For 100 surviving patients with systemic vasculitis, the median VDI score at last observation was 3 (range 0-8). Within the Wegener's granulomatosis subgroup, the median VDI score for 12 non-survivors was higher than for 47 survivors (non-survivors median score 7, interquartile range 5-8 versus survivors median score 4, interquartile range 2-5; P = 0.003). VDI scores for 100 patients with systemic vasculitis increased from initial presentation to last observation by a median score of 3 (range 1-4; P < 0.001).
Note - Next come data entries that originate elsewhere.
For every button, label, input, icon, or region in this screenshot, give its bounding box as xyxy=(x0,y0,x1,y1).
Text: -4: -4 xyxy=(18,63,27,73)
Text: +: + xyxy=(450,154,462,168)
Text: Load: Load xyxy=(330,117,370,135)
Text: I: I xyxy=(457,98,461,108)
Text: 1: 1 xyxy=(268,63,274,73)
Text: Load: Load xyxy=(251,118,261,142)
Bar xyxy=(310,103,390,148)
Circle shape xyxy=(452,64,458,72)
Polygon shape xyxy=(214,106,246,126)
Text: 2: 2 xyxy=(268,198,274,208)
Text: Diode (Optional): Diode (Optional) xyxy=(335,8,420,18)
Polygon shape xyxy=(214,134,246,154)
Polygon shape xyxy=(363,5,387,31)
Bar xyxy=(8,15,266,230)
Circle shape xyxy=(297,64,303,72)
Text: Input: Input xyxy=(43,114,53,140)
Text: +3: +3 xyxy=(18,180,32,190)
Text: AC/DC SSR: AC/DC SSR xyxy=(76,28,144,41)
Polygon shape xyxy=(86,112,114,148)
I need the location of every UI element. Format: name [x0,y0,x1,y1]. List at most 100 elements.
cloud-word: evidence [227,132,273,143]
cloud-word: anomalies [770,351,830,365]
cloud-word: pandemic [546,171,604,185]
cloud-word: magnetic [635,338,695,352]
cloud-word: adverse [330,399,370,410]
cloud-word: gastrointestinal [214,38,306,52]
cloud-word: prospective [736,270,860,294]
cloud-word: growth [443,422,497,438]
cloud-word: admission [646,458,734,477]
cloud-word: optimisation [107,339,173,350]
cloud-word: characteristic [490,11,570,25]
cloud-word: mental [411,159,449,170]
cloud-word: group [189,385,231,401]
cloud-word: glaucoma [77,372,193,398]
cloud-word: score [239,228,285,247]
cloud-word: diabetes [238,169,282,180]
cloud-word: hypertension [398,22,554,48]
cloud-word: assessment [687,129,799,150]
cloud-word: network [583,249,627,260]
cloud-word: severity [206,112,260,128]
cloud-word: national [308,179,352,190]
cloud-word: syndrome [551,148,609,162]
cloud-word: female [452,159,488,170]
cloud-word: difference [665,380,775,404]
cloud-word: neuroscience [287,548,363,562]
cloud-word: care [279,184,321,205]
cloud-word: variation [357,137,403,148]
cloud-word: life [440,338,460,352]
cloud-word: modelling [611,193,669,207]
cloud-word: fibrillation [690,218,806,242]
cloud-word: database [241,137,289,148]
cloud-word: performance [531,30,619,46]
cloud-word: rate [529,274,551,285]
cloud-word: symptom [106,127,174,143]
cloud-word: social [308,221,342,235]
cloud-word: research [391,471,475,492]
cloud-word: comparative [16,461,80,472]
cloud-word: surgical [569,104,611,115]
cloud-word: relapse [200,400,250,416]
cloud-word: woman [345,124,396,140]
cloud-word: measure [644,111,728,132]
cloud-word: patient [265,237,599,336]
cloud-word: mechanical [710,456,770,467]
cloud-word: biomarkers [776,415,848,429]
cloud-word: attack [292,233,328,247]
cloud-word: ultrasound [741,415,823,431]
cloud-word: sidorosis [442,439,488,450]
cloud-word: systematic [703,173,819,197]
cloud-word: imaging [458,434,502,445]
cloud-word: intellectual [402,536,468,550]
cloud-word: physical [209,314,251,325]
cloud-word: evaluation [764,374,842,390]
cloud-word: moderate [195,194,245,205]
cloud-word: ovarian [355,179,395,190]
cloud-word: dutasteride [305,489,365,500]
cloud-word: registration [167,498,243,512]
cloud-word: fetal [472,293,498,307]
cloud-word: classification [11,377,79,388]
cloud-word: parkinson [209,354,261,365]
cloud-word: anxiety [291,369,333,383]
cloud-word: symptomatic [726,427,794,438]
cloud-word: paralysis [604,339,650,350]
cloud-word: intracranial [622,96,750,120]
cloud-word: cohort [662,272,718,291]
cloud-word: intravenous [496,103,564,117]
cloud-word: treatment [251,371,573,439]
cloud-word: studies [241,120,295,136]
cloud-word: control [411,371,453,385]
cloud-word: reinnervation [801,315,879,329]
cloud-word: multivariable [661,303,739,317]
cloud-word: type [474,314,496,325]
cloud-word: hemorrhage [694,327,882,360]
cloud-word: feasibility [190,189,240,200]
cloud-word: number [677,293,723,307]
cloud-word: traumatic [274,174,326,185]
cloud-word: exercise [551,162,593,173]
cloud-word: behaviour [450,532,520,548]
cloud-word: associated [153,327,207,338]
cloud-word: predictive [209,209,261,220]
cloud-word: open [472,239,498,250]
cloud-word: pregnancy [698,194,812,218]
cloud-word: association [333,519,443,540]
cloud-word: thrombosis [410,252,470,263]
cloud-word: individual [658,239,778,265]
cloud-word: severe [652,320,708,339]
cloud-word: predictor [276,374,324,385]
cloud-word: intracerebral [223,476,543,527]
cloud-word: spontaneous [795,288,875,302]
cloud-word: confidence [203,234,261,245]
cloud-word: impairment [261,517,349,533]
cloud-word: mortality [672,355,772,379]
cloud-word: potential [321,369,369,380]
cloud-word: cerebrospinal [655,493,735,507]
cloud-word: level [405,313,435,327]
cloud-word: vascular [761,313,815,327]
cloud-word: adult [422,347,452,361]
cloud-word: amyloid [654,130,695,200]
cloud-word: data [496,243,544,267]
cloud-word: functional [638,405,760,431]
The VDI assesses more items and is more sensitive to change than other indices of damage (P < 0.001). Using the VDI, trained observers can produce moderately consistent damage scores.
The VDI is a sensitive, reproducible, comprehensive, and credible clinical tool for quantifying damage. The data presented herein should enable further validation and testing of the VDI in specific vasculitic syndromes, and should facilitate the comparison of different therapies.
开发并验证血管炎损伤指数(VDI),用于系统性血管炎损伤的标准化临床评估。
伯明翰血管炎研究组采用名义组共识法,制定了所有系统性血管炎损伤评估的指导原则。损伤定义为瘢痕导致的不可逆变化。共识原则被纳入VDI,包括使用指南、损伤项目列表和术语表。
对于100例存活的系统性血管炎患者,最后一次观察时的VDI中位数为3(范围0 - 8)。在韦格纳肉芽肿亚组中,12例非存活者的VDI中位数高于47例存活者(非存活者中位数为7,四分位间距5 - 8;存活者中位数为4,四分位间距2 - 5;P = 0.003)。100例系统性血管炎患者的VDI评分从初次就诊到最后一次观察,中位数增加了3(范围1 - 4;P < 0.001)。与其他损伤指标相比,VDI评估的项目更多,对变化更敏感(P < 0.001)。使用VDI,经过培训的观察者可得出中度一致的损伤评分。
VDI是一种用于量化损伤的敏感、可重复、全面且可靠的临床工具。本文提供的数据应能使VDI在特定血管炎综合征中得到进一步验证和测试,并有助于比较不同疗法。